Screen-based systems
Integration is also extending to the flow of data both to and from the shop floor worker, leading to time and resource savings for manufacturers, with a move to screen-based factory management systems, using the PC as a control system or visualisation portal. “But people are also bringing in things that they might have had on paper previously, like the method of manufacture,” says Chris Barlow, technical services director of MES vendor and consultancy Fortetion.
“We are also trying to persuade them to gather the data into relational databases so they can produce reports on the fly. In the past, some people have been drawing setpoints on a piece of paper every half hour and then drawing a line between the dots!”
At Thales, screen-based systems have replaced a central distribution point for bits of paper. “Drawings are now available on computer terminals right across the production and office complex, so anyone who needs to can access them – and they always get the current version,” says Poulten.

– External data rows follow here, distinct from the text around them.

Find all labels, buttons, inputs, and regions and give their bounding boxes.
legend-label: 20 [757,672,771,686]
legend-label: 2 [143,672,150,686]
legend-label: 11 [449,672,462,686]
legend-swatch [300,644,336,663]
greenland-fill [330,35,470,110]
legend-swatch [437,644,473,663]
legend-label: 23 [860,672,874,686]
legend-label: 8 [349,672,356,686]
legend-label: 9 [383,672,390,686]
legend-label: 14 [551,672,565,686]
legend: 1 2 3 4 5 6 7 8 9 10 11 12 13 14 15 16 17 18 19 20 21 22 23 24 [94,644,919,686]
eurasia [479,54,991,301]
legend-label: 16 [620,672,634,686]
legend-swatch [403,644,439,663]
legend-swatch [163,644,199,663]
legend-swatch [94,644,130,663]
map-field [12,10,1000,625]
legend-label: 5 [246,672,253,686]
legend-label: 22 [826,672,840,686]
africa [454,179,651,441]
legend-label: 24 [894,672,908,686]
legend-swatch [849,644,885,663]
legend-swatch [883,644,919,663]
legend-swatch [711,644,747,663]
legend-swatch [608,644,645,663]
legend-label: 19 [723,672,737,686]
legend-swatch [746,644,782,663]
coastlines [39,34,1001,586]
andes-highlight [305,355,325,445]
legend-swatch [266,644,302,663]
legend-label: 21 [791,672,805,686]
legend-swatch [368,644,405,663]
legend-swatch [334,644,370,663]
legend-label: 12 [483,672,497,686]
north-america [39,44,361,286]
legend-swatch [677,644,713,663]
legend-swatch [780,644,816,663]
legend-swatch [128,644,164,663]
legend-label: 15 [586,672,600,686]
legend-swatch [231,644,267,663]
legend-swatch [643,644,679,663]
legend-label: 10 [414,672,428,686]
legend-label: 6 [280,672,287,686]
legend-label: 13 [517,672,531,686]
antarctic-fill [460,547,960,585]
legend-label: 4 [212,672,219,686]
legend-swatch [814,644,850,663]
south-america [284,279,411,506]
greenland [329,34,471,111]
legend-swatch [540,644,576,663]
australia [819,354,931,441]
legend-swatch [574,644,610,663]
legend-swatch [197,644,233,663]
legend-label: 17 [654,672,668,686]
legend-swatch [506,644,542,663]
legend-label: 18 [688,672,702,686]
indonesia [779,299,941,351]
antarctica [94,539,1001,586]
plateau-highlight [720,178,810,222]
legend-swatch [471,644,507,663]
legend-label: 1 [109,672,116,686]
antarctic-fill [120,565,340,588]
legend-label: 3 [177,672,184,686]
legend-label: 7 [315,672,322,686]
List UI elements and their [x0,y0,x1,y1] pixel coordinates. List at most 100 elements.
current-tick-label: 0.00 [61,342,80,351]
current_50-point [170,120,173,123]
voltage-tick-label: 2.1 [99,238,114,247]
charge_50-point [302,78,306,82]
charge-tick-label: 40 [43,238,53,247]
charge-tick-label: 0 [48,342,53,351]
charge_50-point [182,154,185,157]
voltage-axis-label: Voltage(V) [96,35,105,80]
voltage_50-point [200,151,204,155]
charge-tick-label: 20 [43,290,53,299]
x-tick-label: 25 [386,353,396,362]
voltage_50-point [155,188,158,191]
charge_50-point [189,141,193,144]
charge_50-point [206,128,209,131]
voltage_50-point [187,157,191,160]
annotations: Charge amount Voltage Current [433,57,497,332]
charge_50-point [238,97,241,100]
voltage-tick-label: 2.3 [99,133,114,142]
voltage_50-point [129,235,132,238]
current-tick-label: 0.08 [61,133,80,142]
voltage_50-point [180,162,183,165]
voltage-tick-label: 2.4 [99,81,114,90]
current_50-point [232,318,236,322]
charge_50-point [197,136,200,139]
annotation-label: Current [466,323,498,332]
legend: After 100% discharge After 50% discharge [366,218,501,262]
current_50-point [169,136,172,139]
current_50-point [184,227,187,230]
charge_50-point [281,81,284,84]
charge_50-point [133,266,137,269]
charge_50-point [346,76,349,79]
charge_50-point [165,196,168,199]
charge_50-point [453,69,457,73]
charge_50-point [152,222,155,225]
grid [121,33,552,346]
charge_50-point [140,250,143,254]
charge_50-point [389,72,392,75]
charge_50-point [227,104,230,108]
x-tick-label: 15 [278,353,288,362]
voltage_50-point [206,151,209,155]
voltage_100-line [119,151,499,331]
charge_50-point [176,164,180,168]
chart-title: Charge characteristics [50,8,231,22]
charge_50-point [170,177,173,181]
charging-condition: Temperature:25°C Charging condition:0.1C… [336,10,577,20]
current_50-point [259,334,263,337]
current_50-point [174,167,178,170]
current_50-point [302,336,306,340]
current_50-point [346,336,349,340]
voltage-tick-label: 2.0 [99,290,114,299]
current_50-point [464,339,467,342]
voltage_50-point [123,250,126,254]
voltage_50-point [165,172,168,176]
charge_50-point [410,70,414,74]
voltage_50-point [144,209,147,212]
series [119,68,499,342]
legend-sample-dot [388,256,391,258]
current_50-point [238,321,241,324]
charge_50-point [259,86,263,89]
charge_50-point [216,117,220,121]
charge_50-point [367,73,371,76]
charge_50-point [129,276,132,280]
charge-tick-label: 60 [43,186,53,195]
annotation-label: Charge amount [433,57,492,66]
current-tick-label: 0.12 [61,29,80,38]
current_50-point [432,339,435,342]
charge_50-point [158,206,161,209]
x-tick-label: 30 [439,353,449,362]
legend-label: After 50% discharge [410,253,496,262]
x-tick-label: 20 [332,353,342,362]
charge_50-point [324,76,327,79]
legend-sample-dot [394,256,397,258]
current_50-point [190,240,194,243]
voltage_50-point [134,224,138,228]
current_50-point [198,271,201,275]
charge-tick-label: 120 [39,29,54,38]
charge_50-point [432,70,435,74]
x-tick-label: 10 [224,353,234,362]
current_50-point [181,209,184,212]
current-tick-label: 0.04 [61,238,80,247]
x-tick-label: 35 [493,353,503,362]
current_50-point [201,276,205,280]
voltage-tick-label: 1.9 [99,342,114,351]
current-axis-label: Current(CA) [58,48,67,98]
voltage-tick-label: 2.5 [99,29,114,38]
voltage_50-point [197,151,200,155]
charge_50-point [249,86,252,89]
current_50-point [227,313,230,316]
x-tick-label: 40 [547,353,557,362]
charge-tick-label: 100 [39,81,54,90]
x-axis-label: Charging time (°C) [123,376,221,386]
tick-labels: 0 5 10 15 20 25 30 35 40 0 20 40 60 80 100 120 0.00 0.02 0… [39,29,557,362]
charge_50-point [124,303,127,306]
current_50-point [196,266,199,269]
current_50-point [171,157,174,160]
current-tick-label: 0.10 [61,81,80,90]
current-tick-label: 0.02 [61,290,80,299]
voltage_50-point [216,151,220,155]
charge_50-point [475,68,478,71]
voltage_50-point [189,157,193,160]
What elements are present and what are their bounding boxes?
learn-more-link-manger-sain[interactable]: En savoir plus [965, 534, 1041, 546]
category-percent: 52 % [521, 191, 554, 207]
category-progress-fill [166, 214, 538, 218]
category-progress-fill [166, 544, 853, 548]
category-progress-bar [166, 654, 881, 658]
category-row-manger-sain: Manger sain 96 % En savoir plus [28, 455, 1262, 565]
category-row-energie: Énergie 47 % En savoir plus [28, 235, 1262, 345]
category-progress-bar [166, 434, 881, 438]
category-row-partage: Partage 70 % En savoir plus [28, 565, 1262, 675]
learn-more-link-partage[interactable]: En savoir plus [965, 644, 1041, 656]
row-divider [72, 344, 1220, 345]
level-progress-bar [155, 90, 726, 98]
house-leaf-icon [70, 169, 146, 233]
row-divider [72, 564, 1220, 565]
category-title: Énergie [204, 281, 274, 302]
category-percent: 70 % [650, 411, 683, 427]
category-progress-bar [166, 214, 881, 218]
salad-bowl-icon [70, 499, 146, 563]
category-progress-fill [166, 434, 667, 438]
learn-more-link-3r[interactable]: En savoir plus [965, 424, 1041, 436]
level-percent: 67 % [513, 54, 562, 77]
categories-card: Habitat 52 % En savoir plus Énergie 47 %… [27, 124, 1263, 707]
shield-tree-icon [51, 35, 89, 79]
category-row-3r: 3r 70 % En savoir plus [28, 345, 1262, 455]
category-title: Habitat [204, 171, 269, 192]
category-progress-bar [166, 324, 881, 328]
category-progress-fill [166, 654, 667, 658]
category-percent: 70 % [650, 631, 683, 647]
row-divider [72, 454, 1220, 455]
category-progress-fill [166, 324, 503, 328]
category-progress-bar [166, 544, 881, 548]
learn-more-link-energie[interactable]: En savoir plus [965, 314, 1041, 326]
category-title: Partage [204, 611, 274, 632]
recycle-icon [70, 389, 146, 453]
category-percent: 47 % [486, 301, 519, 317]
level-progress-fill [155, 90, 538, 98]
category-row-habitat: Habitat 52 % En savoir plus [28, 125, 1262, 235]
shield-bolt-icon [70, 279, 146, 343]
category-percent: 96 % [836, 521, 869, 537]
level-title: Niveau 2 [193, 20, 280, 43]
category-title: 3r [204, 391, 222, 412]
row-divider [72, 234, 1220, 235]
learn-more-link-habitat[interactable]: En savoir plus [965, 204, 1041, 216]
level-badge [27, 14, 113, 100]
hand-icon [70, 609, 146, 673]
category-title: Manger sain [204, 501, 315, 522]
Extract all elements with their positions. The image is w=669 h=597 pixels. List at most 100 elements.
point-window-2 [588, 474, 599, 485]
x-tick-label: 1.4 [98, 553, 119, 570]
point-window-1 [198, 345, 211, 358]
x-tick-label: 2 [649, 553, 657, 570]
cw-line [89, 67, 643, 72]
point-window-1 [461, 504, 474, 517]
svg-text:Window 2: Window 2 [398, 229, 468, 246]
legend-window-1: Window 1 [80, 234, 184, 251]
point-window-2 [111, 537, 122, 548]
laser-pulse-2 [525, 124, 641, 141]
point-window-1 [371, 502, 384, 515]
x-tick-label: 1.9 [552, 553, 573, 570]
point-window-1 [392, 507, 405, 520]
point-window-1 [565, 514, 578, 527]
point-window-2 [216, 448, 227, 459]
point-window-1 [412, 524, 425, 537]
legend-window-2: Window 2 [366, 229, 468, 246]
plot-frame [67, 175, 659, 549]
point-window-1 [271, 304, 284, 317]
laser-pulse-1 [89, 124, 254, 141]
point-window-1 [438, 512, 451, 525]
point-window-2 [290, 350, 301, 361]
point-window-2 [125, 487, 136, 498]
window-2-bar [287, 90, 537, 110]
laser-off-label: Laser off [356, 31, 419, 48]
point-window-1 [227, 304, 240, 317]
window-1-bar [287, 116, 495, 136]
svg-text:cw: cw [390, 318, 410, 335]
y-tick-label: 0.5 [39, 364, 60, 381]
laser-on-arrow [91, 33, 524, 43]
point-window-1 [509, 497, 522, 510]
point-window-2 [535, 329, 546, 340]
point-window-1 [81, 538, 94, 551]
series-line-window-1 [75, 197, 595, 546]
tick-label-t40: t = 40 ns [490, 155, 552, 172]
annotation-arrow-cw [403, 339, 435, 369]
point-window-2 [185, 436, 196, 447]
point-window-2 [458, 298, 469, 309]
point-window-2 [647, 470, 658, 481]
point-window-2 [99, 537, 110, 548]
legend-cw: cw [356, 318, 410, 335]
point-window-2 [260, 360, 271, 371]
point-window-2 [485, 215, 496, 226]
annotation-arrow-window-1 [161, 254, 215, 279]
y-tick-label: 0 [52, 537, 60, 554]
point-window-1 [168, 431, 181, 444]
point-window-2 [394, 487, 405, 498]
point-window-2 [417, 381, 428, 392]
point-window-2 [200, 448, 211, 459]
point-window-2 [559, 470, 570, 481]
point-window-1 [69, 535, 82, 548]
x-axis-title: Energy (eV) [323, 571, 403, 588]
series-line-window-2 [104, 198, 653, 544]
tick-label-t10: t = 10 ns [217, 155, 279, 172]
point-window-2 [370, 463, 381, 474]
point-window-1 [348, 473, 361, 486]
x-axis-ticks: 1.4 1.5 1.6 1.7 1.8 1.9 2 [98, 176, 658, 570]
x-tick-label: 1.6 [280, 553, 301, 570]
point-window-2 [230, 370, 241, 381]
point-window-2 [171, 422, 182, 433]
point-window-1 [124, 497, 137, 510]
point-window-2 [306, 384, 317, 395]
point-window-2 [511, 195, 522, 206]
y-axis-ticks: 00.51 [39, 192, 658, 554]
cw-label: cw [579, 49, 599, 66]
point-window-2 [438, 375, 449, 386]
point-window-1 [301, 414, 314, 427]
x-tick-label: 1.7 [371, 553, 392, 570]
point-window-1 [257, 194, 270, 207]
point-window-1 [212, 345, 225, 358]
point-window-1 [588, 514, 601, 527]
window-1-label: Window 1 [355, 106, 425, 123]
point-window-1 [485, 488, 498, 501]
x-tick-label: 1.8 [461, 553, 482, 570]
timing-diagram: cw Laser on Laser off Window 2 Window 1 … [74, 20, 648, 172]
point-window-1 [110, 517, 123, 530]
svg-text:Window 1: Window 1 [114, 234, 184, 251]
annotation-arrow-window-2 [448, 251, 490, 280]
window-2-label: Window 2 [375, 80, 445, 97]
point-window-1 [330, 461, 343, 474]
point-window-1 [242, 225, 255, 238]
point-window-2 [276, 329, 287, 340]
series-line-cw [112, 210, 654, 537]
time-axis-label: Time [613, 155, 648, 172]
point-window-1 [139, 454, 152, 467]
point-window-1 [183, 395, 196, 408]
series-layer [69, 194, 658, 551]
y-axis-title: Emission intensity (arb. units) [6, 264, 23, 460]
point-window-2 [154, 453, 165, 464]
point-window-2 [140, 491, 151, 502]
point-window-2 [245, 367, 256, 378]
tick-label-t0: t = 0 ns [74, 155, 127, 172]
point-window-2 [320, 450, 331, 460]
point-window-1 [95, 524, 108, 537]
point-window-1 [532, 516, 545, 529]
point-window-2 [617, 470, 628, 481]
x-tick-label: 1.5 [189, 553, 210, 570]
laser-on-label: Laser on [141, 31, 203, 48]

“Furthermore, our customer repairs cell has been equipped with individual computers with flat screen monitors, so that the repairs staff can access all the technical information they need – parts lists, drawings, circuit diagrams, test specs, etc – and the returns documentation. The benefit is that the repair can be completed more speedily.”
Screens also provide a capture point for information flowing the other way, including electronic verification and signatures. “Instead of having to go away and write information on a piece of paper, you have the tool in front of you to enter data electronically – and data that you might log manually,” says Barlow.
“But there is definitely some evidence of a reluctance to change,” he adds. Aye: and there’s the rub.